Let's flip it around then: what have they done to deserve praise?
A great deal many things: They've created a video game experience that is largely highly interactive and immersive to a player on a personal level. They've done it consistently, and they've done it consistently well. Mass Effect 3 has it's moments of shining, and they do know how to make a characters be compelling. The ending was done well in one way of making answers unclear and the options something to pause and consider. That alone deserves praise in my opinion.
I'm not angry at BioWare for not doing what I wanted them to, I'm angry because they didn't do what THEY said they were going to do. It's all the lies, the deceitful marketing talk from Casey and Super MAC, their complete absence of integrity and the extremely nonchalant manner in which they responded to the ending controversy. BioWare doesn't respect its products, its staff or its consumers. So tell me, why should I respect BioWare?

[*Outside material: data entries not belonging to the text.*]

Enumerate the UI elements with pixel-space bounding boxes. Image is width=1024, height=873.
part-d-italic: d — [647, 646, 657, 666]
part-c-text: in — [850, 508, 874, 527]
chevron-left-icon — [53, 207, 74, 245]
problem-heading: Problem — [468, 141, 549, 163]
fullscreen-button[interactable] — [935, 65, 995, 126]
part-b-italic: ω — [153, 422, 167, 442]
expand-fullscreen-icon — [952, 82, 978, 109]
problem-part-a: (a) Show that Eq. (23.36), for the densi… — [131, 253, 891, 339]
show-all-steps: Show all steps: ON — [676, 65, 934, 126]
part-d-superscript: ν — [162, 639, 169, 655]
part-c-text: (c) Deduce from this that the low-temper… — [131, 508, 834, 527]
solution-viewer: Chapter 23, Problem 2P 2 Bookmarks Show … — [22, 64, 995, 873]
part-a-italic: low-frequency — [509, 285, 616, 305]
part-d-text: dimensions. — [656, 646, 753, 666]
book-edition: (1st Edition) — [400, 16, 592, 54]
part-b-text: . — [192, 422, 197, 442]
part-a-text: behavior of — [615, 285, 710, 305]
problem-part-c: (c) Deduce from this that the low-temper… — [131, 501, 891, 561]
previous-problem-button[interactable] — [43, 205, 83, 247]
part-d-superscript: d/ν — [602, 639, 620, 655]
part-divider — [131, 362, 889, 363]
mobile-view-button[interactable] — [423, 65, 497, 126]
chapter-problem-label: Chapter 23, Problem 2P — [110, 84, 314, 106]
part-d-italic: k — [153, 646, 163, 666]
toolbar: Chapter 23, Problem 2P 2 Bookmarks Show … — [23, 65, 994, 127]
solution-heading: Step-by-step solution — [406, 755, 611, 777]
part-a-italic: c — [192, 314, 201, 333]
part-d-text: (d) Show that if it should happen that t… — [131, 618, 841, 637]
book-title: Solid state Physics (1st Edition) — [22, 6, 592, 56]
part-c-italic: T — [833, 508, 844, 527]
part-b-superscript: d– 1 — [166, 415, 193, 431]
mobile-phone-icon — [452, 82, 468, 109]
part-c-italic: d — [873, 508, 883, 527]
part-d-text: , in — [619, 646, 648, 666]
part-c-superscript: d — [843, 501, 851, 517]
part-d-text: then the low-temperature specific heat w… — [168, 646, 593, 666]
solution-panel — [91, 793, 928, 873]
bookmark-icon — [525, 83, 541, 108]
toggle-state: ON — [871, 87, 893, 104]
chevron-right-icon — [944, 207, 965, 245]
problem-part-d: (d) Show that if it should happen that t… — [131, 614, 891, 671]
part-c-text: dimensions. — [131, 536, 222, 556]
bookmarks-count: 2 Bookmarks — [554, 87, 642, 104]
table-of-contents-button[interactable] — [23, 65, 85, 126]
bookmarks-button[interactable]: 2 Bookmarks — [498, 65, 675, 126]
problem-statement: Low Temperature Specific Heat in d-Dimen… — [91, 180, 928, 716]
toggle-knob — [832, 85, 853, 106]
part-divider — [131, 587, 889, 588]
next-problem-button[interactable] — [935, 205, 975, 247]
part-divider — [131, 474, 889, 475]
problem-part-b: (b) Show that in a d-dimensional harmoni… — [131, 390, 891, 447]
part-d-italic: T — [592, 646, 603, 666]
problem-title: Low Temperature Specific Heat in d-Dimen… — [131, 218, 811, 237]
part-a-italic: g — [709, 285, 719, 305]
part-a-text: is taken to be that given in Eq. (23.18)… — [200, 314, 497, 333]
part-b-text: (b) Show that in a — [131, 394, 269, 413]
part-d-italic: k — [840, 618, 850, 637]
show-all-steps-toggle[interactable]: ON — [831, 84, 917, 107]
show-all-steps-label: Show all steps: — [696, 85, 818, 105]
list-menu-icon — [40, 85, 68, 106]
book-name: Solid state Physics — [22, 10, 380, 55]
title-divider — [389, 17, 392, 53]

They never promised to have a decent ship design you know. This argument really wasn't about the observed flaws with deceptive marketing and over-hype by BW. I don't really know what to say about integrity, since they never really broke it (for better or worse). And yes, they did have a problem with communicating with fans in the aftermath of the game, with other representatives of BW coming out and talking in the place of two people who didn't make statement's about their stated intentions or goals with the ending (and as far as I know, their continued avoidance to do so.) Maybe they think themselves better, maybe they have no explanation themselves, maybe the answer is something much more mundane. But going back to this whole issue that we've been discussing, what does BW's PR problems have to do with poor ship design and not blaming in-universe problems on in-universe people? I thought this argument was about ship design and character culpability, not respect for BW (hint: it wasn't.)
I believe I said this earlier, but a story (and by extension, its characters) are only as smart as its writers.
That may be true; and it does sound like an admittance or a concession to my point. Yes, the writers didn't do their job. They weren't very smart with their redesign. That translates in-universe to the characters, the engineers, who themselves didn't do their job of being smart with the design. I'm glad we finally came to this understanding.